Papy,
Tu représentes pour nous tous un mari, un père, un papy, un frère ou un ami. Aujourd'hui, nous te témoignons notre amour pour toi, convaincus que tu es présent avec nous.
Papy, tu aimais beaucoup l'histoire, celle de Matane, Petit Matane, mais en particulier celle de ta famille, de tes ancêtres. Que dire des fameuses photos que tu te plaisais à nous montrer fois après fois. Eh bien, nous avons fouillé dans ces mêmes photos pour monter ton arbre généalogique. Tu vois, tu savais bien qu'un jour cela servirait. Merci Papy.
Nous avons été inspirés par ton côté historien pour te rendre un hommage à ton image.
En 1939, tu viens au monde dans une maison de Petit Matane. C'est entouré de tes 7 frères et sœurs que tu vis ton enfance. Tes sœurs se souviennent d'un petit garçon de bonne humeur, studieux et très intelligent. Tu te faisais protecteur et te montrait attentionné pour tes sœurs. Dès 16 ans, tu avais goût de défis, en allant travailler dans les chantiers, loin de la maison.
Ton mariage en 1962 t'unira à ta Réjeanne pour 54 ans de douceur et d'aventures.
Bien vite viendra la naissance de ton premier fils, Denis.
tu avais décidé que mamy ne chômerait pas longtemps. Sans perdre de temps, 10 mois plus tard, ton fils Richard se pointa.

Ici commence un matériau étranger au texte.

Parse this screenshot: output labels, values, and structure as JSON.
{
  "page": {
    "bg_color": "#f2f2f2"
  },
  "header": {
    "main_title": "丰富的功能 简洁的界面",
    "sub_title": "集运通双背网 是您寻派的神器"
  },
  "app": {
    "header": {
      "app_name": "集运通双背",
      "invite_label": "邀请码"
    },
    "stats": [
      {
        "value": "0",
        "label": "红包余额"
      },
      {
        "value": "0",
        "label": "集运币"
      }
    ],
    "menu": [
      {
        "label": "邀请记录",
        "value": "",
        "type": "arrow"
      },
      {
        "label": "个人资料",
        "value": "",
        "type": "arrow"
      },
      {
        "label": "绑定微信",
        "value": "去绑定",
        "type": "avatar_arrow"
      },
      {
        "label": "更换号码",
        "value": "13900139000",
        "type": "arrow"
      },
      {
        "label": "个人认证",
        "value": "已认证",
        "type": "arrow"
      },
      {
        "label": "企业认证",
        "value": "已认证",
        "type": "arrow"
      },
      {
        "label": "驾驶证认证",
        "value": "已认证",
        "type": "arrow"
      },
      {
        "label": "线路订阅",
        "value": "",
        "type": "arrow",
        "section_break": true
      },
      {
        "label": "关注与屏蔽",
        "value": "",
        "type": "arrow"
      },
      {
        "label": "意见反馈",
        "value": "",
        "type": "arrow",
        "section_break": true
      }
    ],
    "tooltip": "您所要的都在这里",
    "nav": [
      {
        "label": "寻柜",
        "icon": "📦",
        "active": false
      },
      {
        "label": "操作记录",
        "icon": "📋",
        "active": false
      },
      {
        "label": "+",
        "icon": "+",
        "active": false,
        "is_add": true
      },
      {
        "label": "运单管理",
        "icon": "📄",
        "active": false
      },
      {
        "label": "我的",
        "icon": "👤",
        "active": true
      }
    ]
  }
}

Puis, Sylvie, ta fille, vint conclure ta progéniture. Elle se souvient de son premier brochet à Manic V. Tu l'avais déjà emmenée à la pêche pour des truites et ouananiches, mais lors de son premier brochet à vie avec toi, elle a trouvé cela tellement laid, que la peur lui fait perdre tous ses moyens, même sa canne. En effet, en le sortant de l'eau, affolée et apeurée, elle a tout jeté à l'eau. Tu aurais dû la prévenir, mais elle ne t'en tient pas rigueur.
Elle se souvient qu'un jour, après que mamy l'aie mise en punition, tu étais le premier à la sortir de sa chambre, mais chut, cela demeure un secret entre vous.
Même une fois, tu as fait du pouce pour descendre de Fermont à Baie-Comeau pour voir Sylvie jouer dans un tournoi de hockey adulte, et cela à son insu. Faut aimer ses enfants pour faire une telle chose.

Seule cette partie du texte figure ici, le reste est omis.